There’s one more weekend to catch Matthew Paul Olmos’s play so go the ghosts of méxico, part two, the second in his ongoing trilogy about drug wars at the U.S.-Mexico border, at Undermain.
A surreal effect takes hold the moment you step into the theatre. Music and intricate set design surrounds the audience on every side. The production immerses viewers in a dreamlike, surreal, beautiful, and weird way, creating discomfort and slight confusion in the enjoyable way that only good theatre can.
“The cycle … is tied together by the use of music and hyper-realism,” Olmos says. “I generally describe [the genre of] my work as hyper-realism, that is just a term that I’ve always felt better describes what I do. I certainly don’t mind if people use the term magical realism as there are roots in that to my work, and I know for many the distinction is not so tangible. This is a topic that writers discuss a lot, particularly those in the Latinix community, though what we mostly discuss is how interesting it is what sort of writers find themselves naturally drawn to creating worlds where the impossible happens, where the dead have agency, where animals or other ‘objects’ have free will and speak. My personal take on it is that there is this want to find beauty and poetry particularly when the real life situation is difficult or feels impossible to overcome.”
In a long list of good things to say about the production, the acting is at the top. Five women play men to explore machismo and masculinity in Narco culture.
“My hope is that audiences consider the world of these cartels in a different way with women in the roles, so we are looking less at the reality of the situation, and more asking why and how it exists to begin with,” Olmos explains.

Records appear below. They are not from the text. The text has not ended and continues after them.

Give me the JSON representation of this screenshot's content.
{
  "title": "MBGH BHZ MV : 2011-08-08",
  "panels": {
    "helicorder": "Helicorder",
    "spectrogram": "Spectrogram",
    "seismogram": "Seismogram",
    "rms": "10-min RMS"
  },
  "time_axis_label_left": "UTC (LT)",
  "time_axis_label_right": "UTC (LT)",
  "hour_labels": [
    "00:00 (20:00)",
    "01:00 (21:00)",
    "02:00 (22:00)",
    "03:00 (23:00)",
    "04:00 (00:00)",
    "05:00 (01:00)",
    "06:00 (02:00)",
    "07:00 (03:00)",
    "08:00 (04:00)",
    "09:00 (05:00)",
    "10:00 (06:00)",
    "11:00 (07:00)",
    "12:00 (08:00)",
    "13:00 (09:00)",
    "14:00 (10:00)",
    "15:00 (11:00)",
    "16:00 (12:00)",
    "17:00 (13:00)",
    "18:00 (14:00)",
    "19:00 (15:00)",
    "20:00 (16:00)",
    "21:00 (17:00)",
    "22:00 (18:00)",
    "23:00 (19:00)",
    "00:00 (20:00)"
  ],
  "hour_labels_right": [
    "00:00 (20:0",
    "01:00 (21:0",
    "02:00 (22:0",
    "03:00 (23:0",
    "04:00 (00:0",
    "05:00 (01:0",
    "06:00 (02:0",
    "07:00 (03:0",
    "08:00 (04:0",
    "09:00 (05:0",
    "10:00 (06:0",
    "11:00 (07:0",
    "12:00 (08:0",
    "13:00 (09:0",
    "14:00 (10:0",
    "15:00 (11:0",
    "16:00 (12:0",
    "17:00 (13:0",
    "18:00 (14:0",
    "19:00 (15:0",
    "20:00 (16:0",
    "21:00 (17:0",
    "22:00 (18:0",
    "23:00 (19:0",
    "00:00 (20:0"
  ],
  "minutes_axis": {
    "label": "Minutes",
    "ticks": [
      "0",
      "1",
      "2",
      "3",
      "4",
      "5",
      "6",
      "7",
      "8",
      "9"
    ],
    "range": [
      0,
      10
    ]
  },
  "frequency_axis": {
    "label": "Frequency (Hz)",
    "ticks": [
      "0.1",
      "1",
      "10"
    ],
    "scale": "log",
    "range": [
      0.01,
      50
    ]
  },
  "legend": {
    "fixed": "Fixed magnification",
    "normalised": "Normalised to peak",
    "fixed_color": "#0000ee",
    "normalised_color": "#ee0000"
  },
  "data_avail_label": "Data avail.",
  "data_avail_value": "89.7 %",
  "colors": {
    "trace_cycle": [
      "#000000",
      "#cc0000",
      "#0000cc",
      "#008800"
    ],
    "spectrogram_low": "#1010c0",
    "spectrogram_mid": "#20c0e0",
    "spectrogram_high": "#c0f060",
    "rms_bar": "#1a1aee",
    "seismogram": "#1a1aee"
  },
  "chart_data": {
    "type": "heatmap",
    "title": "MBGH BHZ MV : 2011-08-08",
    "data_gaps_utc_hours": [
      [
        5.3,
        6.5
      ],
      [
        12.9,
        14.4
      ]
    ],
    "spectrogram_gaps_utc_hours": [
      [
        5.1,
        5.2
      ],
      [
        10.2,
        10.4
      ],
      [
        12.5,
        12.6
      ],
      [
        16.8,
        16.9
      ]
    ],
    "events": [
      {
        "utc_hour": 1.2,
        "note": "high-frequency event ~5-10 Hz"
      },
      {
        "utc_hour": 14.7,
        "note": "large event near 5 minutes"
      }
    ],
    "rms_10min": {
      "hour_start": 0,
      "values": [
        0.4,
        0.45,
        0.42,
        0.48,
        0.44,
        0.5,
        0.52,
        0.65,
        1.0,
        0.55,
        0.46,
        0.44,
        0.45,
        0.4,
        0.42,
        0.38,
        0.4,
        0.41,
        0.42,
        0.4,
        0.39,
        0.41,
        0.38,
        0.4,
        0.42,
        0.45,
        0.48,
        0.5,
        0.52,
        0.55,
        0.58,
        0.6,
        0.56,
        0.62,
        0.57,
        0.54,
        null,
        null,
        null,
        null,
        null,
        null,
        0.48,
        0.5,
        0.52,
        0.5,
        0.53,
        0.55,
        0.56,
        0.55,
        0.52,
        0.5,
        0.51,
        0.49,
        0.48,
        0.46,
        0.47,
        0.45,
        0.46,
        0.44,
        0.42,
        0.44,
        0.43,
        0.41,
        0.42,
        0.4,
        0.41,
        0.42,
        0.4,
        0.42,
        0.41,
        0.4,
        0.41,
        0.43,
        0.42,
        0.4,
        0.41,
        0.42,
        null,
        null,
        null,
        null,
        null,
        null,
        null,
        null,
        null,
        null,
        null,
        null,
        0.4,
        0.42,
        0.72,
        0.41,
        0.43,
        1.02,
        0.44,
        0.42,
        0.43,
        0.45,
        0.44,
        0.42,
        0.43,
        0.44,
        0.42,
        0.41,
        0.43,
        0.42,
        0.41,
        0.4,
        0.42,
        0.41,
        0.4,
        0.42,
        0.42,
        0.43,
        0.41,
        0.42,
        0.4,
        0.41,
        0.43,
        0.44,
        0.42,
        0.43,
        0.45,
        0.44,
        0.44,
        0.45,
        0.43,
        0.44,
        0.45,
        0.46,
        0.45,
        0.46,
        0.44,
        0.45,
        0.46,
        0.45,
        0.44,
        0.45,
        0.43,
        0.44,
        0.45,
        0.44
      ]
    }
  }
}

Gloria Vivica Benavides portrays the business-minded El Jefe; Stephanie Cleghorn Jasso is the power-hungry, hyper-violent El Azul. They’re convincing in their movement and speech.
“Matthew has a poet’s ear for language. He’s really gone in and listened to that language of Machismo, the language of the border. The landscape is described in their voices,” director Katherine Owens says.
“My writing a play just showing cartels how they are to me seems better left to a documentary, but commenting on the male-ness or machismo of that world is something the theater can do in a more interesting way,” Olmos says.
Songs, otherworldly music, ghosts, and abstract dances run through it. Only come to this show if you are willing to fully invest. Olmos takes on big, intimidating questions.
“In all three plays, the concern of what will happen to our children and for their children after is at the heart of the injustices of the drug war,” he says.